UOBのエコノミストは、GBP/USD(英ポンド/米ドル)が1.3450を上回ったことで、短期的な基調は引き続き強いと述べた。ポンドは1.3520に向かう可能性があるが、その条件は日足(1日単位の終値)で1.3480を上回って終えることだとした。
また、GBPは1.3485まで上昇した後に反落したと指摘。さらに、08日04月にスポット(現物レート)が1.3400だった時点で短期上昇は行き過ぎに見えたとし、09日04月にスポットが1.3390だった際にも、1.3480超での終値が必要だという見方を改めて示した。
Short Term Technical View
「強いサポート」(下値支持線=下げ止まりやすい水準)を1.3280から1.3330へ引き上げた。サポートが維持される限り、1.3480超で終える可能性は残るとした。

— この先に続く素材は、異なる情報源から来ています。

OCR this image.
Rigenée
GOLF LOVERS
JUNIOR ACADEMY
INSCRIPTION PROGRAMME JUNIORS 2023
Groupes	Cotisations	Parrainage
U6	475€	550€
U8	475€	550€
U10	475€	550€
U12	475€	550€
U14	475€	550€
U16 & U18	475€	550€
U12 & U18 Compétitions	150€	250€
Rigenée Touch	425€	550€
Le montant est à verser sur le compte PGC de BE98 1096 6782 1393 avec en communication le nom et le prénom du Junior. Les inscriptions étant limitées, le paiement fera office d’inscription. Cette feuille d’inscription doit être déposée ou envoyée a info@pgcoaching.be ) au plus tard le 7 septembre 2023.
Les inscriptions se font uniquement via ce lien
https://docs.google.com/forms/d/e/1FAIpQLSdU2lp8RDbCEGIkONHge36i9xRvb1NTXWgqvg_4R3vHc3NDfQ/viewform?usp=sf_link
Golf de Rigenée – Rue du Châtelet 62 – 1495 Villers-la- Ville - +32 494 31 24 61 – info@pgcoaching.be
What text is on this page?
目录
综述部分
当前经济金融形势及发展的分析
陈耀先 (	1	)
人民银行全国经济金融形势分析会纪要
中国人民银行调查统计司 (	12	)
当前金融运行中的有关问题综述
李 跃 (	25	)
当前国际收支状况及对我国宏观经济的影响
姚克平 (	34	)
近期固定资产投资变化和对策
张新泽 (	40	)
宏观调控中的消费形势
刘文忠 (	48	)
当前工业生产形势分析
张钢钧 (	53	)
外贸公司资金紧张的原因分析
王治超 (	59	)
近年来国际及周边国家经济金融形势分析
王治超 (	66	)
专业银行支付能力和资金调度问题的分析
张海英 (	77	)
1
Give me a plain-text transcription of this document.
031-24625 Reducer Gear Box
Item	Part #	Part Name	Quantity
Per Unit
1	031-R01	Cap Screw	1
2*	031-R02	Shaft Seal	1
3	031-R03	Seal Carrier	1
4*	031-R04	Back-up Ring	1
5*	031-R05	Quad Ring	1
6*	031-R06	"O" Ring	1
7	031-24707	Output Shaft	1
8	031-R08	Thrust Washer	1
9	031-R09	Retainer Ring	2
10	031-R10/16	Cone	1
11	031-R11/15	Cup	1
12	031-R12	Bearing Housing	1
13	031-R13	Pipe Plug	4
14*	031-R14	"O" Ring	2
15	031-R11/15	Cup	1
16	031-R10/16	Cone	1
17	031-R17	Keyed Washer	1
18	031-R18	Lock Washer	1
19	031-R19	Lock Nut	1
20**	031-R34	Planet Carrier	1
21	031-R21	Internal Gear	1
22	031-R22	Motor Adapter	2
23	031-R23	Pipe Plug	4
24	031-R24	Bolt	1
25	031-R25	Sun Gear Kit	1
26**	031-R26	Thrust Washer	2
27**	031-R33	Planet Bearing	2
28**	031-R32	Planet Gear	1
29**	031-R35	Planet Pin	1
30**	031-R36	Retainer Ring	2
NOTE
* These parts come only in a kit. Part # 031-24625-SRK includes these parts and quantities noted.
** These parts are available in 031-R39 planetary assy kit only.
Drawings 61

日中(短期売買)では1.3390〜1.3465のレンジ(一定幅の値動き)を想定。この記事はAIツールで作成され、編集者が確認したと記された。
Options Positioning Outlook
直近の統計はポンドの弱さを裏付けている。英国国家統計局(ONS)の最新データによれば、英国のインフレ率(物価上昇率)は低下しているものの3.1%と「下がりにくい状態」が続いており、英中銀(イングランド銀行)による利下げ判断を難しくしている。一方、米国のインフレ率は2.8%までより一貫して鈍化の兆しを示しており、FRB(米連邦準備制度理事会)には政策を急いで緩める圧力が相対的に小さい。
デリバティブ(金融派生商品)のトレーダーにとって、今後数週間は弱気〜中立の見通しが示唆される。心理的な節目(意識されやすい水準)である1.2500を下回る権利行使価格のプットオプション(下落に備える売る権利)を買うことは、下抜けの可能性に備える慎重な手段となり得る。特に、2026年の英国GDP成長率見通しが0.5%と低迷に下方修正されている状況では有効だ。この戦略は、ポンドが想定外に反発した場合でも損失を限定できる(リスクが一定)という特徴がある。
一方、相場が明確な材料待ちで停滞すると見る向きは、1.2700のレジスタンス(上値抵抗線=上げづらい水準)を上回るアウト・オブ・ザ・マネー(現値から離れた、すぐには利益になりにくい)コールオプション(上昇に備える買う権利)を売ることで収益(プレミアム=オプションの受け取り金)を狙える。この戦略は、時間の経過によってオプション価値が減る「タイム・ディケイ(時間的価値の減少)」を利用し、ポンドが大きく上昇できなければ利益になりやすい。CBOE英ポンド・ボラティリティ指数(BPVIX、予想変動率=今後の値動きの大きさの見込み)は中程度に高い水準にあり、オプションの売り手はこのリスクを負う代わりに比較的十分なプレミアムを得られる状況を示している。